New York: The proportion of Christians in the US population dropped by ten percent over the last seven years, even as Hindus and Muslims nearly doubled their share, according to a recent study.

In its report on “America’s Changing Religious Landscape” released this week, the Pew Research Center said that while the U.S. remained home to more Christians than any other country in the world, and roughly seven out of ten Americans continued to identify with some branch of the Christian faith, “growth has been especially great among Muslims and Hindus, albeit from a very low base.”

The Pew study found that while the proportion of Christians across sub-denominations dropped from 78.4 percent in 2007 to 70.6 percent in 2014, the figure for Hindus rose from 0.4 to 0.7 percent during that period, and similarly for Muslims, it rose from 0.4 to 0.9 percent.

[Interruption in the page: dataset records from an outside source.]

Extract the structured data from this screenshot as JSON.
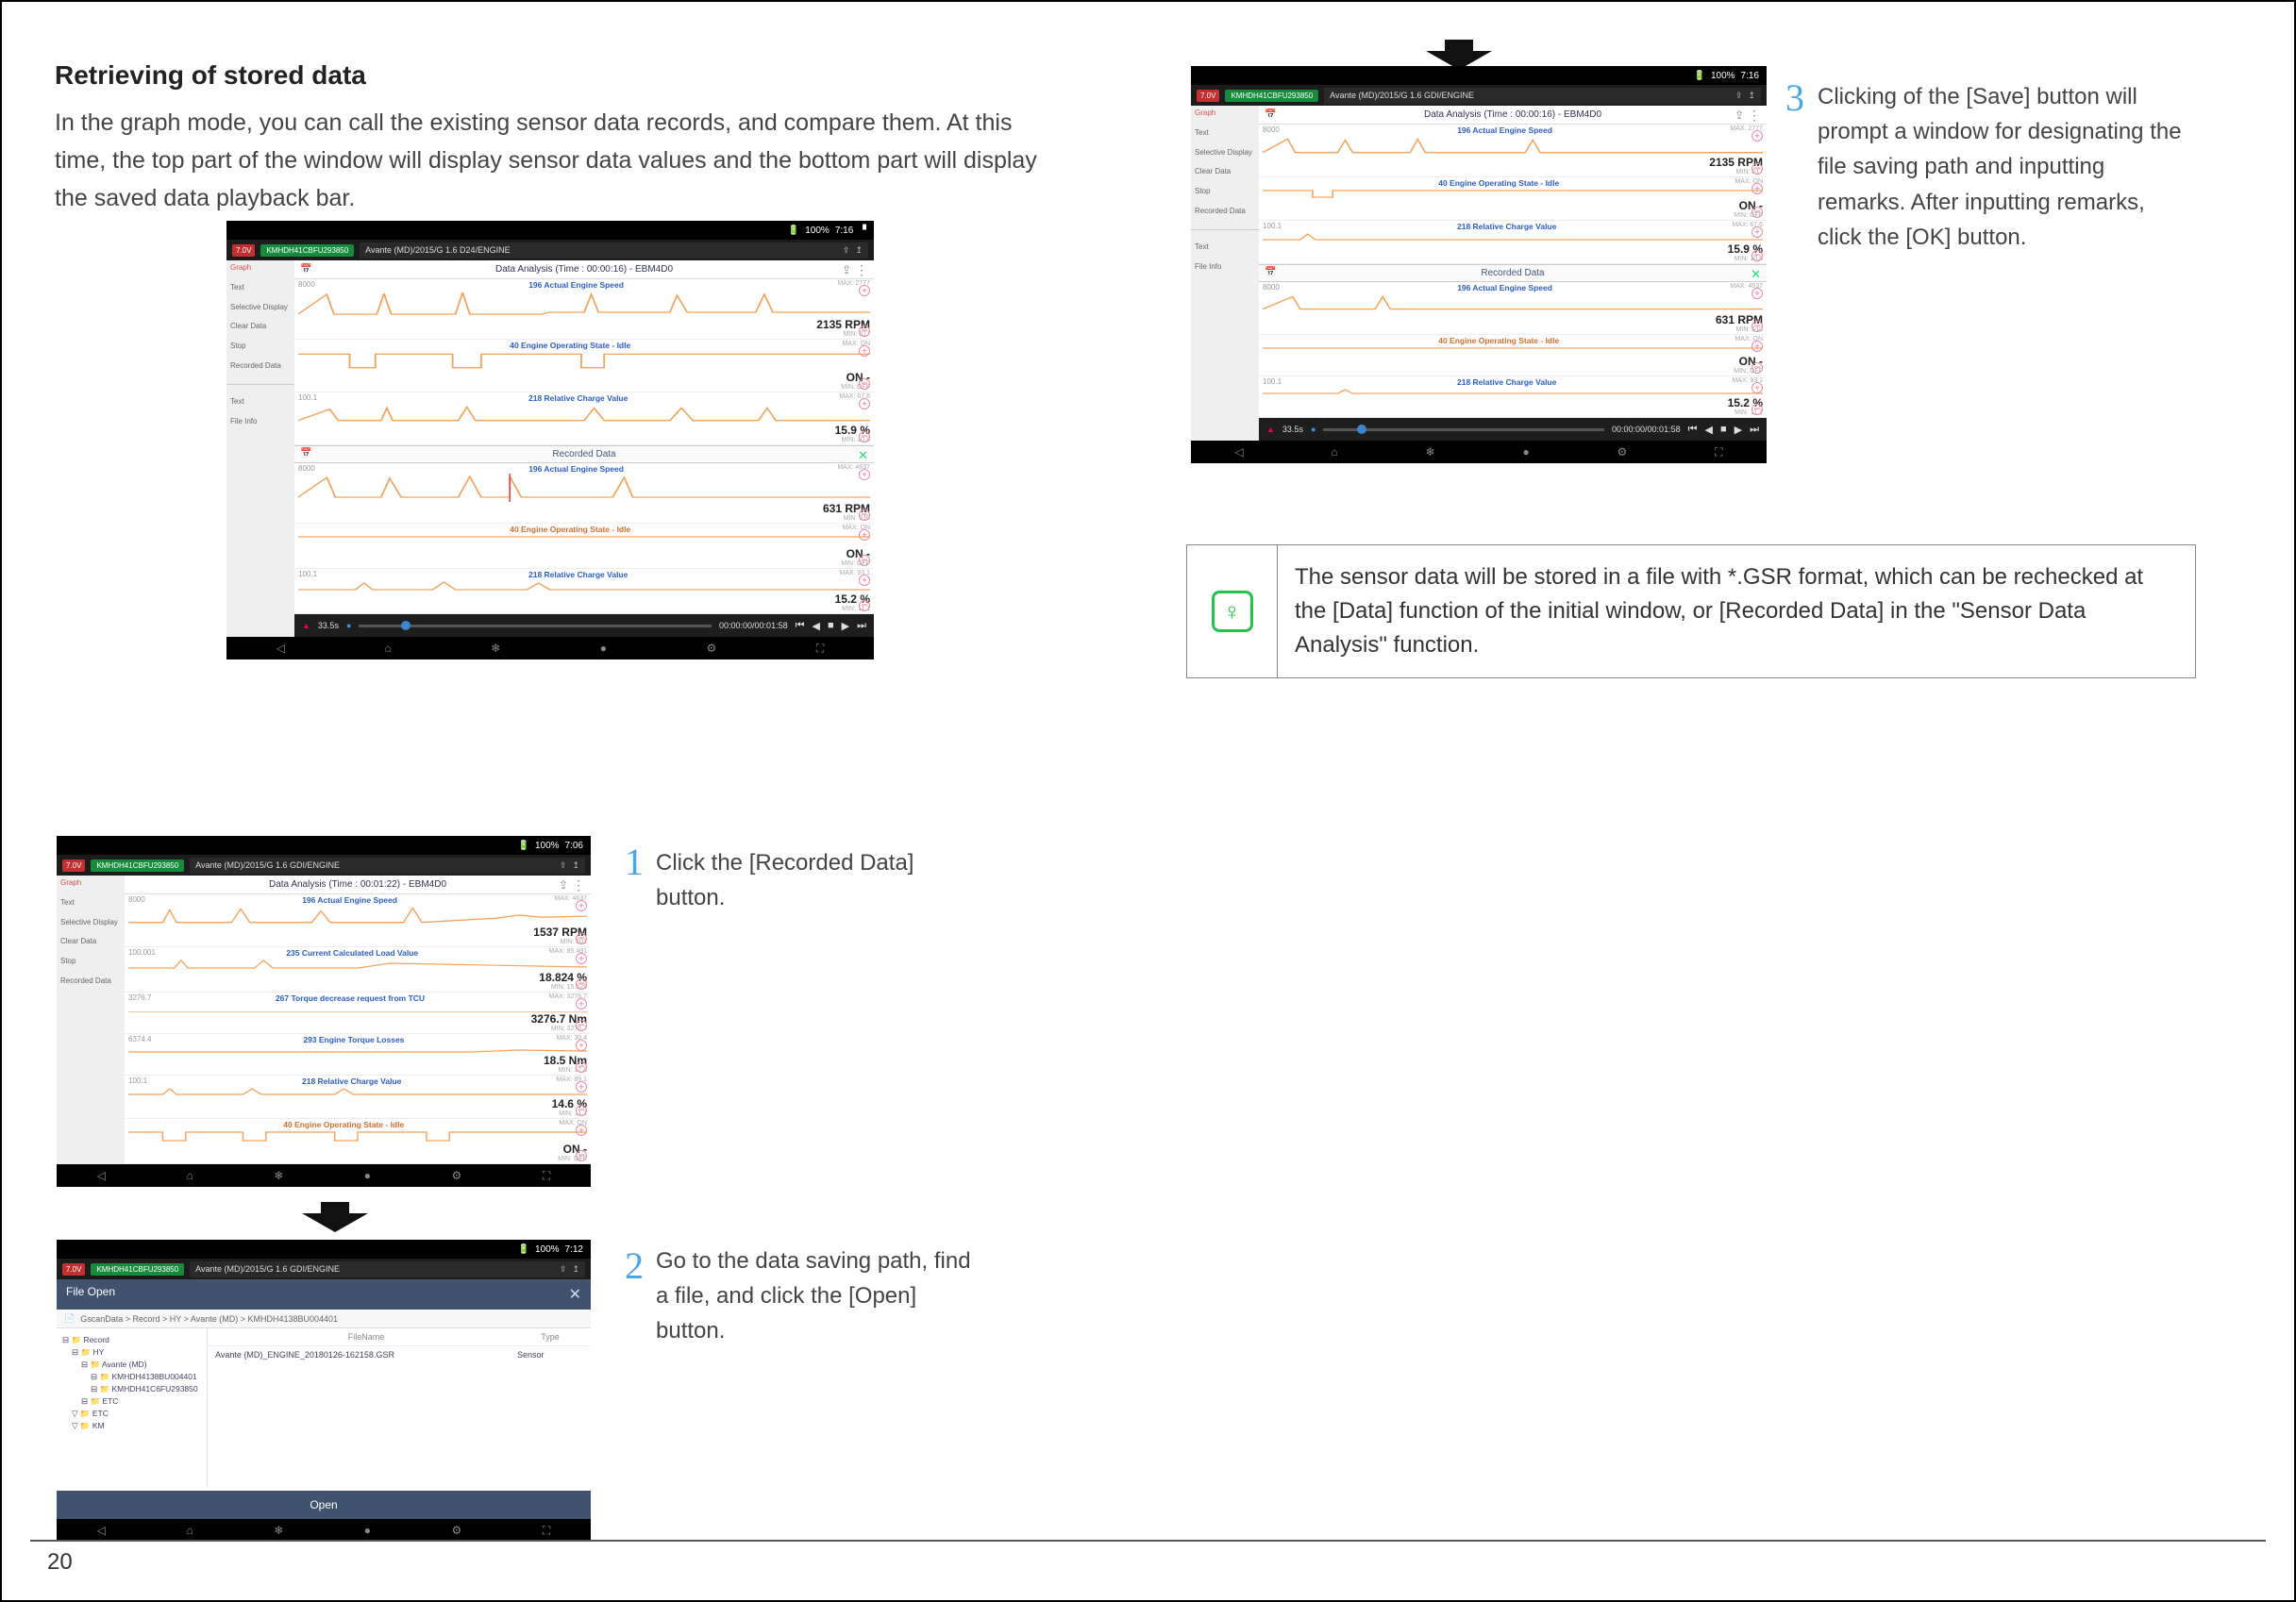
{
  "page_number": "20",
  "title": "Retrieving of stored data",
  "intro": "In the graph mode, you can call the existing sensor data records, and compare them. At this time, the top part of the window will display sensor data values and the bottom part will display the saved data playback bar.",
  "steps": {
    "1": "Click the [Recorded Data] button.",
    "2": "Go to the data saving path, find a file, and click the [Open] button.",
    "3": "Clicking of the [Save] button will prompt a window for designating the file saving path and inputting remarks. After inputting remarks, click the [OK] button."
  },
  "tip": "The sensor data will be stored in a file with *.GSR format, which can be rechecked at the [Data] function of the initial window, or [Recorded Data] in the \"Sensor Data Analysis\" function.",
  "status": {
    "batt": "100%",
    "time": "7:16",
    "time2": "7:06",
    "time3": "7:12"
  },
  "topbar": {
    "red_pill": "7.0V",
    "green_pill": "KMHDH41CBFU293850",
    "crumb_3": "Avante (MD)/2015/G 1.6 GDI/ENGINE",
    "crumb_1": "Avante (MD)/2015/G 1.6 D24/ENGINE"
  },
  "sidebar": {
    "graph": "Graph",
    "text": "Text",
    "selective": "Selective Display",
    "clear": "Clear Data",
    "stop": "Stop",
    "recorded": "Recorded Data",
    "fileinfo": "File Info"
  },
  "da_header": {
    "main": "Data Analysis (Time : 00:00:16) - EBM4D0",
    "step1": "Data Analysis (Time : 00:01:22) - EBM4D0"
  },
  "rec_header": "Recorded Data",
  "sensors_main": [
    {
      "y": "8000",
      "name": "196 Actual Engine Speed",
      "max": "MAX: 2777",
      "val": "2135 RPM",
      "min": "MIN: 617"
    },
    {
      "y": "",
      "name": "40 Engine Operating State - Idle",
      "max": "MAX: ON",
      "val": "ON -",
      "min": "MIN: OFF"
    },
    {
      "y": "100.1",
      "name": "218 Relative Charge Value",
      "max": "MAX: 67.6",
      "val": "15.9 %",
      "min": "MIN: 10.8"
    }
  ],
  "sensors_rec": [
    {
      "y": "8000",
      "name": "196 Actual Engine Speed",
      "max": "MAX: 4637",
      "val": "631 RPM",
      "min": "MIN: 610"
    },
    {
      "y": "",
      "name": "40 Engine Operating State - Idle",
      "max": "MAX: ON",
      "val": "ON -",
      "min": "MIN: OFF"
    },
    {
      "y": "100.1",
      "name": "218 Relative Charge Value",
      "max": "MAX: 93.1",
      "val": "15.2 %",
      "min": "MIN: 11.1"
    }
  ],
  "sensors_step1": [
    {
      "y": "8000",
      "name": "196 Actual Engine Speed",
      "max": "MAX: 4637",
      "val": "1537 RPM",
      "min": "MIN: 601"
    },
    {
      "y": "100.001",
      "name": "235 Current Calculated Load Value",
      "max": "MAX: 85.491",
      "val": "18.824 %",
      "min": "MIN: 15.529"
    },
    {
      "y": "3276.7",
      "name": "267 Torque decrease request from TCU",
      "max": "MAX: 3276.7",
      "val": "3276.7 Nm",
      "min": "MIN: 3276.7"
    },
    {
      "y": "6374.4",
      "name": "293 Engine Torque Losses",
      "max": "MAX: 30.4",
      "val": "18.5 Nm",
      "min": "MIN: 12.8"
    },
    {
      "y": "100.1",
      "name": "218 Relative Charge Value",
      "max": "MAX: 89.1",
      "val": "14.6 %",
      "min": "MIN: 11.1"
    },
    {
      "y": "",
      "name": "40 Engine Operating State - Idle",
      "max": "MAX: ON",
      "val": "ON -",
      "min": "MIN: OFF"
    }
  ],
  "play": {
    "pos": "33.5s",
    "total": "00:00:00/00:01:58"
  },
  "file_open": {
    "title": "File Open",
    "crumb": "GscanData > Record > HY > Avante (MD) > KMHDH4138BU004401",
    "tree": [
      "Record",
      "HY",
      "Avante (MD)",
      "KMHDH4138BU004401",
      "KMHDH41C6FU293850",
      "ETC",
      "ETC",
      "KM"
    ],
    "col_file": "FileName",
    "col_type": "Type",
    "file": "Avante (MD)_ENGINE_20180126-162158.GSR",
    "ftype": "Sensor",
    "open": "Open"
  }
}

The report also sheds light on attributes of specific religious communities within the U.S., noting for example that more than one in ten immigrants identified with a non-Christian faith, such as Islam or Hinduism, and that Hindus and Jews continued to be the most highly educated religious traditions.

Thirty-six per cent of Hindus said their annual family income exceeded $100,000, compared with 19 percent of the public overall, and 34 percent of the community made between $50,000 and $99,999.

The population of U.S. Hindus also appeared skewed towards younger cohorts, with 56 percent of them falling within the age range of 30-49 years and 34 percent within the 18-29 category.

Unsurprisingly an overwhelming majority, 91 percent, of U.S. Hindus were of Asian origin, with only four percent or lower percentage each being white, black, Latino or mixed.